Пытаясь поскорее отделаться от этого неприятного чувства, усиливавшегося с каждой минутой, Энн торопливо прошла через столовую на кухню. На дверце холодильника не было никакой записки. Зеленый глазок магнитофона, указывавший на наличие надиктованного послания, тоже не горел. Зато дверь в подвал была открыта настежь. Не успев до конца осознать, почему она воспринимает открытую дверь в подвал как зловещее предзнаменование, Энн подошла к двери и посмотрела вниз. Яркий свет флюоресцентной лампы отражался от чистейшей поверхности верстака. Нахмурившись, Энн стала спускаться по ступенькам, сосредоточив внимание исключительно на верстаке. Только оказавшись внизу, она заметила и другие изменения, которые произошли в ее отсутствие.
Тщательно разложенные по пакетам хозяйственные мелочи.
На диво вычищенный пылесосом пол.
Вот уже почти двадцать лет ни она, ни Гленн не обращали внимания на беспорядок, вечно царивший в подвале, не говоря уже о том, чтобы попытаться его устранить.
Теперь же подвал выглядел чуть ли не стерильно чистым и напоминал операционную.
Отвернувшись от верстака, Энн вернулась наверх, еще раз осмотрела дверцу холодильника, ища записочку от Гленна, после чего отправилась в кабинетик в надежде, что Гленн прилепил послание для нее прямо на монитор компьютера. Там она нашла совсем не то, что искала. Вместо записки Гленна она обнаружила конверт, на котором красовалось ее имя.
Конверт был надписан знакомыми уже заостренными буквами.
Энн попятилась от конверта, словно от изготовившейся к броску гремучей змеи, и схватилась за телефонную трубку. Тыкая пальцем в клавиши с нужными цифрами, она старалась не думать, что скрывается под оболочкой конверта. Однако во сто крат больше самого письма ее напугал факт его появления на ее рабочем столе.

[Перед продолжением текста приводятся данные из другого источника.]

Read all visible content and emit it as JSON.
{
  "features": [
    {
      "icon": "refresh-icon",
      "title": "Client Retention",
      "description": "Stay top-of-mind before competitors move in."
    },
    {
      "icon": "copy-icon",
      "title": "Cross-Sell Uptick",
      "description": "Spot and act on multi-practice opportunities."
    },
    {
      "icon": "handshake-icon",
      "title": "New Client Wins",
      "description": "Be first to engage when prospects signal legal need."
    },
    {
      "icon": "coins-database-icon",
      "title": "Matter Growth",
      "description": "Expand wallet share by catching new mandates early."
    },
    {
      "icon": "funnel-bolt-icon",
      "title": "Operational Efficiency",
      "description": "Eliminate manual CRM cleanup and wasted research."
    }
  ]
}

– Ты можешь приехать ко мне? Прямо сейчас? – спросила Энн, как только на противоположном конце провода подняли трубку. – Случилось нечто экстраординарное...
– Буду через пять минут, – ответил Марк Блэйкмур. – Это достаточно быстро? Ты что, хочешь, чтобы я набрал за тебя номер "911"?
Энн в немом ужасе еще раз осмотрела конверт.
– Нет, – произнесла она свистящим шепотом. – Ничего страшного. Я... Мы сами справимся.
Она положила трубку и только потом вспомнила про Кевина. Мальчик стоял в дверях кабинета, смотрел на мать и, судя по морщинке, которая пересекала его лоб, был чрезвычайно взволнован.
– Что-нибудь случилось, мама? – спросил он тоненьким голоском, и Энн поняла, насколько мал и беззащитен ее десятилетний сын. Подойдя к ней поближе, Кевин обнял ее, а она, продолжая созерцать конверт на столе, протянула руку и прижала сына к себе.
Когда по прошествии пяти минут зазвенел дверной звонок, Энн уже находилась в гостиной и расположилась на софе, по-прежнему прижимая сына к себе. Когда звонок затренькал во второй раз, она мягко высвободилась из объятий Кевина, но прежде чем успела дойти до входа, ее опередил Кевин, который, прошмыгнув под ее рукой, подбежал и распахнул дверь.
Подняв глаза, он лукаво взглянул Марку Блэйкмуру в лицо.